Prix Gilles-Carle aux derniers Rendez-vous Québec Cinéma, Jour de merde est un premier long métrage satisfaisant qui sans convaincre totalement, se laisse savourer avec un malin plaisir.
Une jeune mère monoparentale (Ève Ringuette) possède un emploi qui fait des heureux. Elle est chargée de mener des entrevues filmées avec des gens qui viennent de remporter de larges sommes d'argent. Sauf que ce jour-là, rien ne se déroule le comme prévu et le gagnant (Réal Bossé) lui réserve bien des surprises...
Le film ne tarde pas à installer un sentiment de malaise. De la patronne de l'héroïne à son ancien mari, en passant par son fils adolescent : son entourage s'est donné le mot pour l'humilier et la vilipender. Une violence constante qui est exacerbée par de multiples sonneries téléphoniques et des aboiements de chiens. Si en plus la voiture tombe en panne au fin fond de nulle part et que la simple interview se complique, tout ne pourra que mal se terminer.
C'est justement ce qui arrive à mi-chemin dans un étonnant retournement de situations qui inscrit le récit dans le film de genre. La comédie devient de plus en plus noire, absurde et décalée, ne faisant qu'une bouchée du drame et de suspense en place. La réalité est détournée au profit d'un cauchemar insolite et irrévérencieux, truculent à bien des égards, qui évoque autant le Fargo des frères Coen qu'un conte des frères Grimm.

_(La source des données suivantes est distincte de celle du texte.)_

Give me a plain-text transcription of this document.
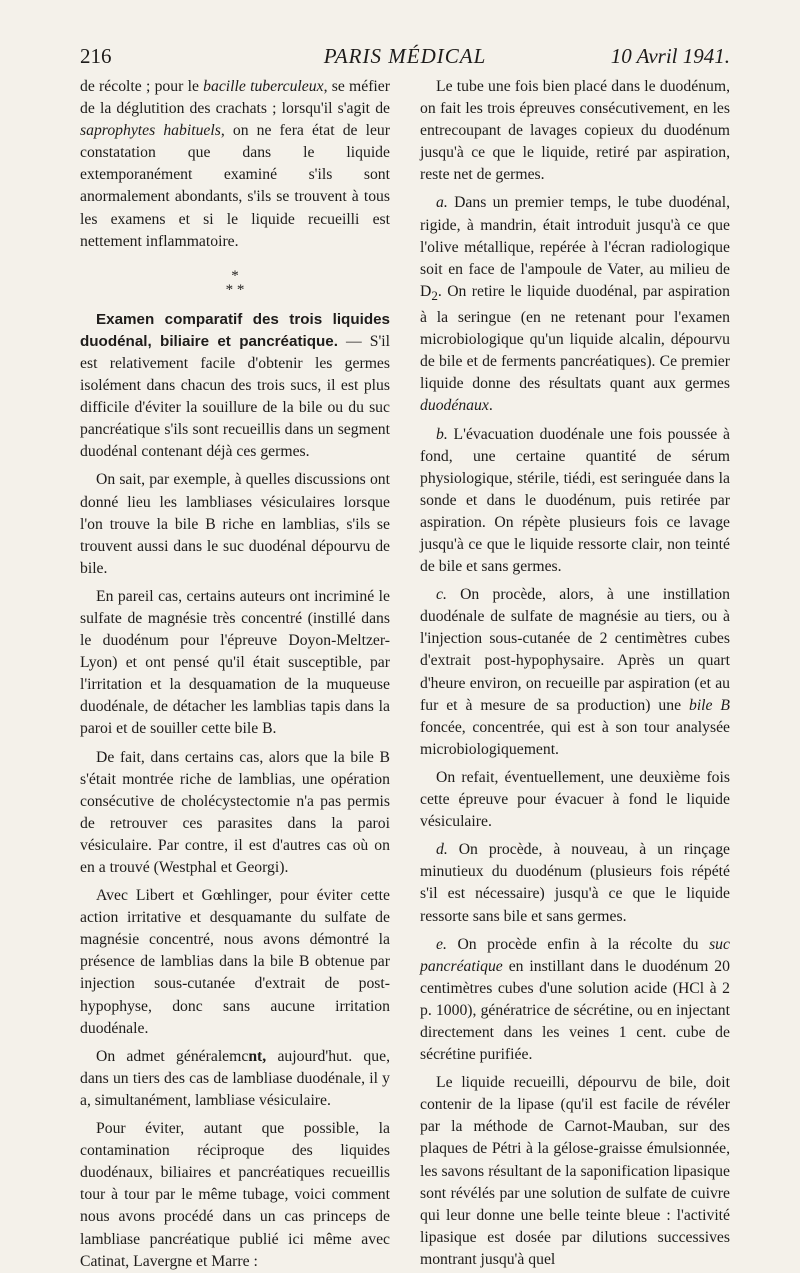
216	PARIS MÉDICAL	10 Avril 1941.

de récolte ; pour le bacille tuberculeux, se méfier de la déglutition des crachats ; lorsqu'il s'agit de saprophytes habituels, on ne fera état de leur constatation que dans le liquide extemporanément examiné s'ils sont anormalement abondants, s'ils se trouvent à tous les examens et si le liquide recueilli est nettement inflammatoire.

*
* *

Examen comparatif des trois liquides duodénal, biliaire et pancréatique. — S'il est relativement facile d'obtenir les germes isolément dans chacun des trois sucs, il est plus difficile d'éviter la souillure de la bile ou du suc pancréatique s'ils sont recueillis dans un segment duodénal contenant déjà ces germes.

On sait, par exemple, à quelles discussions ont donné lieu les lambliases vésiculaires lorsque l'on trouve la bile B riche en lamblias, s'ils se trouvent aussi dans le suc duodénal dépourvu de bile.

En pareil cas, certains auteurs ont incriminé le sulfate de magnésie très concentré (instillé dans le duodénum pour l'épreuve Doyon-Meltzer-Lyon) et ont pensé qu'il était susceptible, par l'irritation et la desquamation de la muqueuse duodénale, de détacher les lamblias tapis dans la paroi et de souiller cette bile B.

De fait, dans certains cas, alors que la bile B s'était montrée riche de lamblias, une opération consécutive de cholécystectomie n'a pas permis de retrouver ces parasites dans la paroi vésiculaire. Par contre, il est d'autres cas où on en a trouvé (Westphal et Georgi).

Avec Libert et Gœhlinger, pour éviter cette action irritative et desquamante du sulfate de magnésie concentré, nous avons démontré la présence de lamblias dans la bile B obtenue par injection sous-cutanée d'extrait de post-hypophyse, donc sans aucune irritation duodénale.

On admet généralemcnt, aujourd'hut. que, dans un tiers des cas de lambliase duodénale, il y a, simultanément, lambliase vésiculaire.

Pour éviter, autant que possible, la contamination réciproque des liquides duodénaux, biliaires et pancréatiques recueillis tour à tour par le même tubage, voici comment nous avons procédé dans un cas princeps de lambliase pancréatique publié ici même avec Catinat, Lavergne et Marre :

Le tube une fois bien placé dans le duodénum, on fait les trois épreuves consécutivement, en les entrecoupant de lavages copieux du duodénum jusqu'à ce que le liquide, retiré par aspiration, reste net de germes.

a. Dans un premier temps, le tube duodénal, rigide, à mandrin, était introduit jusqu'à ce que l'olive métallique, repérée à l'écran radiologique soit en face de l'ampoule de Vater, au milieu de $D_2$. On retire le liquide duodénal, par aspiration à la seringue (en ne retenant pour l'examen microbiologique qu'un liquide alcalin, dépourvu de bile et de ferments pancréatiques). Ce premier liquide donne des résultats quant aux germes duodénaux.

b. L'évacuation duodénale une fois poussée à fond, une certaine quantité de sérum physiologique, stérile, tiédi, est seringuée dans la sonde et dans le duodénum, puis retirée par aspiration. On répète plusieurs fois ce lavage jusqu'à ce que le liquide ressorte clair, non teinté de bile et sans germes.

c. On procède, alors, à une instillation duodénale de sulfate de magnésie au tiers, ou à l'injection sous-cutanée de 2 centimètres cubes d'extrait post-hypophysaire. Après un quart d'heure environ, on recueille par aspiration (et au fur et à mesure de sa production) une bile B foncée, concentrée, qui est à son tour analysée microbiologiquement.

On refait, éventuellement, une deuxième fois cette épreuve pour évacuer à fond le liquide vésiculaire.

d. On procède, à nouveau, à un rinçage minutieux du duodénum (plusieurs fois répété s'il est nécessaire) jusqu'à ce que le liquide ressorte sans bile et sans germes.

e. On procède enfin à la récolte du suc pancréatique en instillant dans le duodénum 20 centimètres cubes d'une solution acide (HCl à 2 p. 1000), génératrice de sécrétine, ou en injectant directement dans les veines 1 cent. cube de sécrétine purifiée.

Le liquide recueilli, dépourvu de bile, doit contenir de la lipase (qu'il est facile de révéler par la méthode de Carnot-Mauban, sur des plaques de Pétri à la gélose-graisse émulsionnée, les savons résultant de la saponification lipasique sont révélés par une solution de sulfate de cuivre qui leur donne une belle teinte bleue : l'activité lipasique est dosée par dilutions successives montrant jusqu'à quel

Ève Ringuette domine l'écran de sa présence rassurante. Bien que son personnage demeure un peu trop passif, elle s'avère le témoin de toute cette folie qui peut exploser lorsque la rage est mal contrôlée. Face à elle se trouve l'inquiétant Réal Bossé dans un rôle qui n'est pas sans rappeler celui qu'il défendait dans Jusqu'au déclin, mais en plus attachant et mémorable. Le duo est entouré de comédiens de talent, dont Valérie Blais, inoubliable en soeur de l'antagoniste.
Les personnages sont tellement tordus qu'on aurait souhaité que le scénario les exploite davantage. Ce dernier reste plutôt en surface, ne lésinant pas sur les clichés. Comme si le film avait été écrit et tourné dans l'urgence pour profiter, justement, de son sujet. Cela pourrait expliquer la mise en scène de Kevin T. Landry (coréalisateur de Première vague) qui est très soignée par endroit (les plans fixes, l'utilisation du froid pour isoler les âmes) tout en manquant de rigueur par moment (quelques coins ronds, un rythme parfois déficient).
En l'espace de trois petits mois seulement, le cinéma québécois de fiction bourdonne de propositions différentes, passant du Plongeur à Coco ferme, en faisant un détour par Crépuscule pour un tueur, Katak, le brave béluga, Respire et La cordonnière. À l'instar de Mistral spatial de Marc-Antoine Lemire, Jour de merde est un projet beaucoup plus audacieux et casse-gueule qui, s'il ne fait pas l'unanimité, a le mérite de décloisonner notre septième art.